So, I was making my four hour drive downstate to visit friends and family (and take a break from my wonderful, but very stressful job) and I ended up spending a chunk of time contemplating, of course, the very job that I’m taking a break from. I realize that I spend a lot (i.e. nearly all of my time) talking about my work, but I find that it’s a job that most people barely understand. So, let me take a moment to address some common misconceptions about being a residence hall counselor at an arts boarding high school.
“Oh, so you’re a teacher?”
Uh, well, not in the conventional sense. I teach, that’s for sure, but instead of teaching math and science, I’m a teacher of life skills. I teach kids how to plunge toilets, how to properly load a washing machine, how to talk to someone that irritates you, how to respect space, how to respect yourself, how to use a broom (but really), and how to be a generally good person to other people. There are things I teach that would probably make your head spin.
“Oh, so you’re like a mom?”
Also, again, not in the conventional sense. I am definitely like a mom – I say things like “put on a coat!” when they try to walk outside in a tanktop in the middle of a Northern Michigan winter, things like “watch your language!” when they swear in the lobby, and I’m there when they run up to the desk with a beaming smile to show me the finished product of a class project. But, we’re not quite moms. We’re closer in age, and we serve many roles for the students: friend, confidante, older sister, and crazy aunt, to name a few. While a teenage girl might not be willing to talk to her parents about her long time crush on a classmate, she’ll be totally willing to sing a song about how much she likes him to me, or she’ll ask for advice on how to handle a conflict with her best friend.
“Oh, so you’re like an RA?”
I have to fight my internal bias every time with this statement – I never took my college RAs very seriously, to be honest, and it’s colored my on the concept of “residence life.” I do programming like an RA would, but it’s not like college where all the programs are on the dangers of alcohol and unprotected sex! If I were on a spectrum from RA to mom, I would be waaaaay closer to a mom.
“Do you live in, like, an off-campus apartment?”
This question kills on a bad day. Each night, I sleep in my own apartment in the dorm – it’s two rooms connected by a closet, and it’s way more space than my nomadic self needs… and this is the same residence hall that my darling girls sleep in. I’m on-duty five days out of the week, and I sleep in a building with 70+ 14 and 15 year-old girls. The real kicker is this implication: I’m accessible and responsible for student life aaaaaall night long. If one of my girls needs something at 4am, it’s not only encouraged for her to knock on my door, but expected! I would do anything for my girls, but after a long work day, the last thing you want is to be woken up by a crying door. Or a run to the emergency room. Or a door alarm being set off and having to search every. single. room. to see if somebody has snuck in or out.

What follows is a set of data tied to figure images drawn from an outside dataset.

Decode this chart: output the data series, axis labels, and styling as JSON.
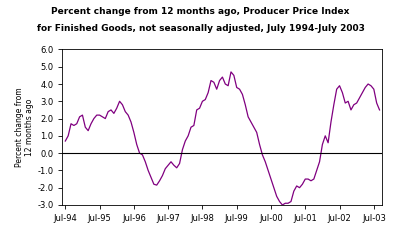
{
  "title_line1": "Percent change from 12 months ago, Producer Price Index",
  "title_line2": "for Finished Goods, not seasonally adjusted, July 1994-July 2003",
  "ylabel": "Percent change from\n12 months ago",
  "line_color": "#800080",
  "bg_color": "#ffffff",
  "ylim": [
    -3.0,
    6.0
  ],
  "yticks": [
    -3.0,
    -2.0,
    -1.0,
    0.0,
    1.0,
    2.0,
    3.0,
    4.0,
    5.0,
    6.0
  ],
  "xtick_labels": [
    "Jul-94",
    "Jul-95",
    "Jul-96",
    "Jul-97",
    "Jul-98",
    "Jul-99",
    "Jul-00",
    "Jul-01",
    "Jul-02",
    "Jul-03"
  ],
  "values": [
    0.7,
    1.0,
    1.7,
    1.6,
    1.7,
    2.1,
    2.2,
    1.5,
    1.3,
    1.7,
    2.0,
    2.2,
    2.2,
    2.1,
    2.0,
    2.4,
    2.5,
    2.3,
    2.6,
    3.0,
    2.8,
    2.4,
    2.2,
    1.8,
    1.2,
    0.5,
    0.0,
    -0.1,
    -0.5,
    -1.0,
    -1.4,
    -1.8,
    -1.85,
    -1.6,
    -1.3,
    -0.9,
    -0.7,
    -0.5,
    -0.7,
    -0.85,
    -0.6,
    0.2,
    0.7,
    1.0,
    1.5,
    1.6,
    2.5,
    2.6,
    3.0,
    3.1,
    3.5,
    4.2,
    4.1,
    3.7,
    4.2,
    4.4,
    4.0,
    3.9,
    4.7,
    4.5,
    3.8,
    3.7,
    3.4,
    2.8,
    2.1,
    1.8,
    1.5,
    1.2,
    0.5,
    -0.1,
    -0.5,
    -1.0,
    -1.5,
    -2.0,
    -2.5,
    -2.8,
    -3.0,
    -2.9,
    -2.9,
    -2.8,
    -2.2,
    -1.9,
    -2.0,
    -1.8,
    -1.5,
    -1.5,
    -1.6,
    -1.5,
    -1.0,
    -0.5,
    0.5,
    1.0,
    0.6,
    1.8,
    2.8,
    3.7,
    3.9,
    3.5,
    2.9,
    3.0,
    2.5,
    2.8,
    2.9,
    3.2,
    3.5,
    3.8,
    4.0,
    3.9,
    3.7,
    2.9,
    2.5
  ]
}
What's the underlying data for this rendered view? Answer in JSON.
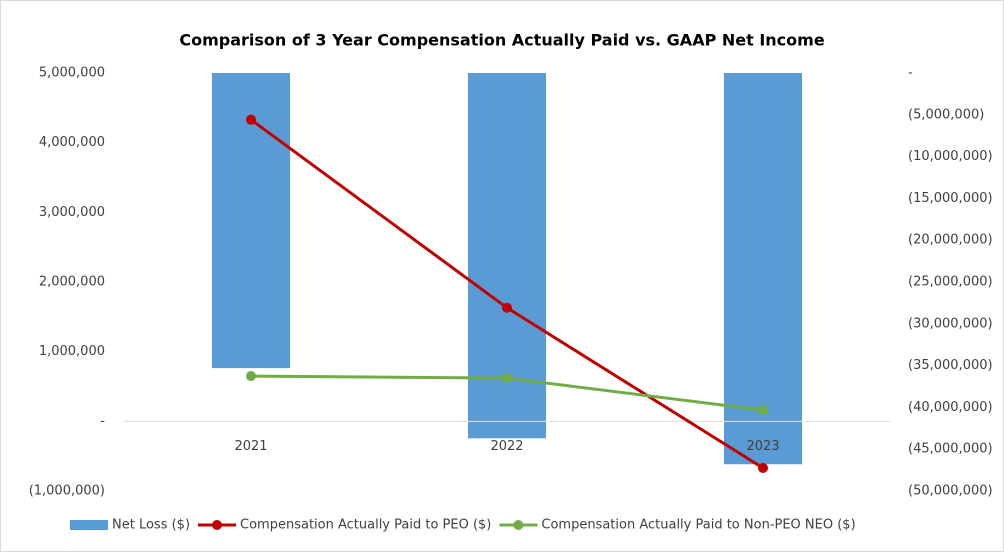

“Wow, it sounds like you need a glass of wine!”
Remember the part about being responsible for 70+ children? No nightly glass of wine for me!
“Well, how ’bout breakfast?”
Unfortunately, I work until midnight each night and the thought of waking up at 8:00am makes my soul ache. If breakfast means 10:00am at the earliest, that sounds great!
“So, what do you ACTUALLY do, then?”
I don’t think this kind of work can accurately be described to anyone. We regularly joke about the fact that one of duties is listed as “other duties as assigned.” Want some examples? Helping a kid mop up toilet water, peeling a sobbing girl off the ground after she finds out that her friend committed suicide, telling a girl that she needs to be discreet and sanitize her sex toys, taking a girl to the hospital who speaks very little English and having to explain to her what “recreational drugs” are, using a lighter to burn the ends of pointe shoe ribbon for a dancer, “come to Jesus” talks (we haven’t been able to find a better way to phrase that, really), evacuating a building when a kid overloads a washer and it fills the basement with smoke, teaching said kid how to do laundry without burning down the building, and a score of other things.
tl;dr: My job defies description, makes for great stories, and in the end, we chose this.